Romanticism (French romantisme from the Latin. Roman romanum from Roma – Rome) is one of two, along with Classicism, the fundamental tendencies of artistic thinking. However, historically, this word has been called a wide range of various phenomena. At the end of the 18th century, everything extraordinary, fantastic, what happens “like in novels” was called romantic or “romance”. Romantic, sublime poetry was then considered the only worthy type of art. But there was another interpretation of the term: romantic – this is the art of the Romance peoples, mainly medieval, which was opposed to the classical, ancient. The French word “roman” originally meant literary works written not in classical Latin, but in vulgar, popular dialects. Therefore, under the romantic art, they first understood the art of the Middle Ages, including the Renaissance, which was not distinguished in a special era. The modern name “novel” is a drama for reading, more often a love story, the composition and style of which deviate from the classical rules. From here comes the word romance (French romance, art. French romanz).

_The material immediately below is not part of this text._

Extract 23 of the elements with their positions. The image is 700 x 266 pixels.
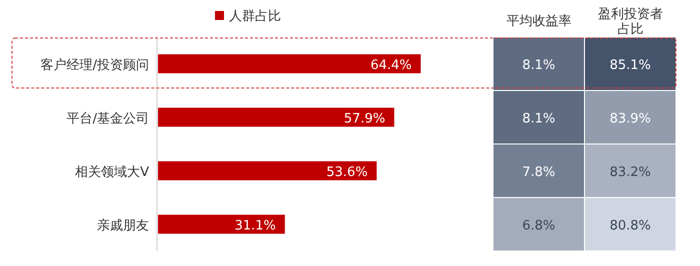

The origin of the words “romance”, “romance” is associated with the awareness of romance as a property of the human soul. The concept of romance is wider than romanticism. Romantic feelings, dreams, a romantic act is always something sublime, noble, disinterested, not connected with any calculation and therefore enthusiastic, divorced from reality and aspiring to some kind of foggy, unrealizable ideal.
Thanks to the all-pervading romantic beginning of artistic creativity, Romanticism is not only opposed to Classicism, but also associated with it. Many artists were genuine romantics of Classicism: A. Mantegna, N. Poussin, C. Lorrain, J.-B. Piranesi, P. Gonzaga and many others. Romance was Rembrandt and the apologist of academic classicism J.-D. Ingr. Therefore, there is even such a term “romantic classicism”. Romanticism and Classicism “walked together” all the time, and only in France at the beginning of the XIX century did their paths diverge. Therefore, in a narrower, concrete historical sense, Romanticism is often understood as a certain artistic direction of the end of the XVIII – beginning of the XIX centuries, the adherents of which consciously, programmatically opposed their creativity to the Classicism of the XVII and second half of the XVIII centuries.
Many believe that Romanticism as an artistic movement took shape for the first time in English painting as early as the middle of the 18th century, partly influenced by the aesthetics of Classicism and the landscape style of English gardens. In the 1790s, the innovation of the painting technique by T. Gainsborough marked the beginning of the “pittoresk” or “picchuresque” flow (English picturesque – pictorial). This term meant the painting of the novelists C. Lorrain, N. Poussin, S. Rose, and then their landscape painters, such as W. Turner. The English landscape, like the English landscape style in park art, is typical Romanticism, reflecting the desire for a natural, elemental sense of beauty in nature. Following England, Romanticism became widespread in Germany, but there he immediately acquired a more mystical coloring.
The ideological essence of Romanticism consists in a direct appeal to the human soul, bypassing the historical styles and canons of academic Classicism. Ideas of romanticism naturally arise on the basis of dissatisfaction with reality, the crisis of the ideals of Classicism and rationalistic thinking, the desire to go into the world of ideal ideas, utopian dreams of the perfection of the world. As in no other direction of art, romance artists are convinced that their direction is the only true way.
The main idea of romantic artistic thinking is the pursuit of the irrational, the unknown. Therefore, the era of Romanticism of the end of the XVIII – beginning of the XIX centuries is the time of the most effective manifestation of romantic artistic thinking, only partly caused by the crisis of academic Classicism, and, in a deeper sense, the result of a periodic “swing of the pendulum” from one pole to another, from materialism to idealism , from rational thinking to a mystical sense of reality. In this sense, all medieval art: early Christian, Byzantine, Romanesque, Gothic – typical Romanticism!